As the threat posed by the large, powerful storm was clarified this week, the governors of Puerto Rico and Florida had declared states of emergency. On Wednesday, South Carolina Gov. Henry McMaster also declared a state of emergency. North Carolina Gov. Roy Cooper said he would declare an emergency on Thursday morning.
The Environmental Protection Agency said Wednesday night it is evaluating Superfund toxic waste sites in South Florida. The agency says it will alert local officials if effects of the hurricane will pose an immediate danger to people living nearby, and will order operators of the sites to take steps to secure hazardous materials.
Rain from Irma began hitting parts of the U.S. Virgin Islands and Puerto Rico early Wednesday, the National Weather Service office in San Juan reports.
The eye of the hurricane has passed over several islands Wednesday morning, slamming Barbuda and St. Martin.
The prime minister of Antigua and Barbuda returned from a flight over Barbuda talking about "absolute devastation."
A massive storm surge could bring perilous flooding and destructive waves, with a surge of 15 to 20 feet predicted for the Turks and Caicos and southeastern Bahamas. Northern Leeward Islands could see a surge of 7 to 11 feet, the hurricane center says.

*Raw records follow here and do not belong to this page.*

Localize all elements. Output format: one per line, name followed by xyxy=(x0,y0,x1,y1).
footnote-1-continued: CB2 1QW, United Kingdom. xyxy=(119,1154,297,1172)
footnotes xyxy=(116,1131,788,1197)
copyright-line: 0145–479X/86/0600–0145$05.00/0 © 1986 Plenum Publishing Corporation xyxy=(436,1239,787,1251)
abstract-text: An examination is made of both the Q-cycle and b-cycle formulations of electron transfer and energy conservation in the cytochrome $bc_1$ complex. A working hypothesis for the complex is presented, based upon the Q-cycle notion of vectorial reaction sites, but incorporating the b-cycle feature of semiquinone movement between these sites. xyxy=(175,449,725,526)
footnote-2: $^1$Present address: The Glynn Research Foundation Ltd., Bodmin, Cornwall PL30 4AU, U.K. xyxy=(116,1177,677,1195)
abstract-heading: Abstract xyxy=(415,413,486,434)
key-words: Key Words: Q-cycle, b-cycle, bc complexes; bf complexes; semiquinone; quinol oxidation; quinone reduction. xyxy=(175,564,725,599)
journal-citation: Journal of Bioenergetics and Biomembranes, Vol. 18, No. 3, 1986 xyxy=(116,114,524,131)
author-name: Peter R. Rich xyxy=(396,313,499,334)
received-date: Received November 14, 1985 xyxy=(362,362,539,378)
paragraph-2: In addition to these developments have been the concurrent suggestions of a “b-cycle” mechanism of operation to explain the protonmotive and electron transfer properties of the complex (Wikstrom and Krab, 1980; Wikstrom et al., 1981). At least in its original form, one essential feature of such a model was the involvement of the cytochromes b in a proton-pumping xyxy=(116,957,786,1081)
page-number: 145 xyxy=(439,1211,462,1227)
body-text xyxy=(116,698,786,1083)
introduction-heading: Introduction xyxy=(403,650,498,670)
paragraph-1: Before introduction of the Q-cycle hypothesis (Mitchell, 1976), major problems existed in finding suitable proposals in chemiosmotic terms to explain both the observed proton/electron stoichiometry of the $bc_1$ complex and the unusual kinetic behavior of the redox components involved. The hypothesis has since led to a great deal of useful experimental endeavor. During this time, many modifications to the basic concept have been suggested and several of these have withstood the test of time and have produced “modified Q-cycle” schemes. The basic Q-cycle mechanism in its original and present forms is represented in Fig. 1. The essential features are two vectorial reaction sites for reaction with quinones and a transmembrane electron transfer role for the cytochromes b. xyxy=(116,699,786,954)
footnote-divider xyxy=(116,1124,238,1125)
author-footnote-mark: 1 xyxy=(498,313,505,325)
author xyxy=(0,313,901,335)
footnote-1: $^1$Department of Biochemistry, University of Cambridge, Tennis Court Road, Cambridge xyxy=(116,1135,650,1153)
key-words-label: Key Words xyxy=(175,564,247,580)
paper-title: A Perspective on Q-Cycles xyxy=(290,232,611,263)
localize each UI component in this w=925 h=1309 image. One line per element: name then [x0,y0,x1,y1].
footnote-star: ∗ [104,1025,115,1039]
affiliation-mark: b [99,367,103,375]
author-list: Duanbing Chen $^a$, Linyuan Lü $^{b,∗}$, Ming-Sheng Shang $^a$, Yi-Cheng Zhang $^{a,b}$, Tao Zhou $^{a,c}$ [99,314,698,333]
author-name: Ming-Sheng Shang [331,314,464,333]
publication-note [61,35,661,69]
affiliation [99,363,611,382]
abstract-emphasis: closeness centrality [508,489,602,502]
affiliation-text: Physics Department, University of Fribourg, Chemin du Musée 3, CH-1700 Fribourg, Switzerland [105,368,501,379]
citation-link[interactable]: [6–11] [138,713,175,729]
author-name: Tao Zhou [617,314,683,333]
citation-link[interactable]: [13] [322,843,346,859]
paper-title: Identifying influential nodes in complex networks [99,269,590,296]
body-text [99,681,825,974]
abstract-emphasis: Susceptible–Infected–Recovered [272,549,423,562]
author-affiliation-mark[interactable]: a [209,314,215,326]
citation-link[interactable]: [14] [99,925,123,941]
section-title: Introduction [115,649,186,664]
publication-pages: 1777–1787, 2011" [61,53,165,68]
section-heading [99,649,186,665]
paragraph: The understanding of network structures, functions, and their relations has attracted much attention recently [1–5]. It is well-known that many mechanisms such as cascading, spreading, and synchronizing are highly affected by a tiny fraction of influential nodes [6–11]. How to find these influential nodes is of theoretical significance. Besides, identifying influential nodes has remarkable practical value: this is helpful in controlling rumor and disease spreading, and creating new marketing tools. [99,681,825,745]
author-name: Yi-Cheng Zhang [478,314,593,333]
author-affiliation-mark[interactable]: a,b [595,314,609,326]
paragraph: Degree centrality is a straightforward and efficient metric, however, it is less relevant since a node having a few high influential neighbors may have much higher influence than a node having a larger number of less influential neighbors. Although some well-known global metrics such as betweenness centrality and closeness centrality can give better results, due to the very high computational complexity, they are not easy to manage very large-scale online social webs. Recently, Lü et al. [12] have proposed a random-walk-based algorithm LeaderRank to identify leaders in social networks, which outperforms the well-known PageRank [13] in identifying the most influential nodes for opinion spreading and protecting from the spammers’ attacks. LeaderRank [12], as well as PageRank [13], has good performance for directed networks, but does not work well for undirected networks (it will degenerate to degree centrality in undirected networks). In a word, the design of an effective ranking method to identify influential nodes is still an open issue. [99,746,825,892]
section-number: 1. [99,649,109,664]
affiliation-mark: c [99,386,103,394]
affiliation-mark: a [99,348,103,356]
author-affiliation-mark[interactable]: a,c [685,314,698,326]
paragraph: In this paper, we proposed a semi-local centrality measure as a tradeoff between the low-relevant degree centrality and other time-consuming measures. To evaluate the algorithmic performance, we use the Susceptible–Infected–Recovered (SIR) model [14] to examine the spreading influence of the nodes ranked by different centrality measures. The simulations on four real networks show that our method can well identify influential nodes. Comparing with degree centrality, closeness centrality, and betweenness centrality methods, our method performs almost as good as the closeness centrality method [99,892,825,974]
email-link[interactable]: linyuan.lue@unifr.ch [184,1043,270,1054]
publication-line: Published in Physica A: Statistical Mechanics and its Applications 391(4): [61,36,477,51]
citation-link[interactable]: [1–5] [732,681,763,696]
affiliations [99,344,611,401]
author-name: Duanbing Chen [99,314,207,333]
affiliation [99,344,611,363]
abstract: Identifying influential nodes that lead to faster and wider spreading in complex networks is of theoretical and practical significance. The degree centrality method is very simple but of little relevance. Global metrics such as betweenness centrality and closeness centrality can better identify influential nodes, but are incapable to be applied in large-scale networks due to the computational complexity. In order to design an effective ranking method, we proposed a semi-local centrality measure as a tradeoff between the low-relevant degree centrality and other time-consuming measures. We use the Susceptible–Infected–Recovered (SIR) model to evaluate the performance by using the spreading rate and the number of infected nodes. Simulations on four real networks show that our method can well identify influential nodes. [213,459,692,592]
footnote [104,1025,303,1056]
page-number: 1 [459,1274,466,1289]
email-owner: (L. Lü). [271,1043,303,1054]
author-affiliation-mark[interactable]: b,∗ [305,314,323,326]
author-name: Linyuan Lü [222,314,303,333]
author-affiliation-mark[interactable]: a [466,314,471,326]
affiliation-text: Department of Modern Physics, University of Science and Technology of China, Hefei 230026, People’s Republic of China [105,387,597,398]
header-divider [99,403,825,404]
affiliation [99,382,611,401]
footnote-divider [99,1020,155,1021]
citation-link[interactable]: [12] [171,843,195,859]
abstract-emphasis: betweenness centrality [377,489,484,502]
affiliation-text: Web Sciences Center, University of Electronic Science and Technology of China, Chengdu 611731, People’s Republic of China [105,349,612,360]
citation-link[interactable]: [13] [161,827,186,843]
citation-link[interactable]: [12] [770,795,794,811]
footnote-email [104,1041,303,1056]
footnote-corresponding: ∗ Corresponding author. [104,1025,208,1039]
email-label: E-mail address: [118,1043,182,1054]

The chance that Irma will make a direct impact on Florida "continues to increase," the National Weather Service says, adding that it's too early to specify the timing and magnitude.
In Key West, Fla., visitors were told to leave on Wednesday, under mandatory evacuation orders that took effect at 7 a.m. ET. For residents and business owners, the county's mandatory evacuation order takes effect at 7 p.m.
NPR's Hansi Lo Wang reports that Miami-Dade County Mayor Carlos Giménez is encouraging visitors to leave as soon as possible if they aren't planning to stay through the storm. All public schools in the Miami-Dade County area are closed on Thursday and Friday. Scott has also activated 1,000 Florida National Guard members.
With a tightly defined eye, high maximum winds and gusts of up to 195 knots — or 225 mph — Irma has left weather forecasters flabbergasted.
"I am at a complete and utter loss for words looking at Irma's appearance on satellite imagery," NHC scientist Taylor Trogdon said Tuesday night, reacting to images of the storm's tight and powerful spiral.
Irma is expected to remain a major hurricane for at least five days, including when it makes a predicted landfall on Florida and the U.S. mainland this weekend. According to some forecast models, Irma looks set to make landfall, then make an abrupt turn north, skirting the eastern coast of the state. But forecasters stress that the expected path could shift in the coming days.
With maximum sustained winds of 185 mph, Irma is a Category 5 — the most serious type of major hurricane on the Saffir-Simpson wind scale.
Describing the kind of destruction a Category 5 storm can cause, the National Hurricane Center says, "A high percentage of framed homes will be destroyed, with total roof failure and wall collapse." The agency adds, "Most of the area will be uninhabitable for weeks or months."
Hurricane Jose, which was upgraded Wednesday after becoming a named storm the previous day, is trailing Irma's path in the Atlantic, moving toward the Caribbean. But Jose's track is predicted to veer north earlier than Irma's, glancing off the Leeward Islands and potentially sending it over the open sea. There are no watches or warnings currently associated with the storm.
There also is a third named storm being tracked in the area, after Tropical Storm Katia formed inside the Gulf of Mexico. The storm off of the southern Mexican state of Veracruz has 40-mph winds.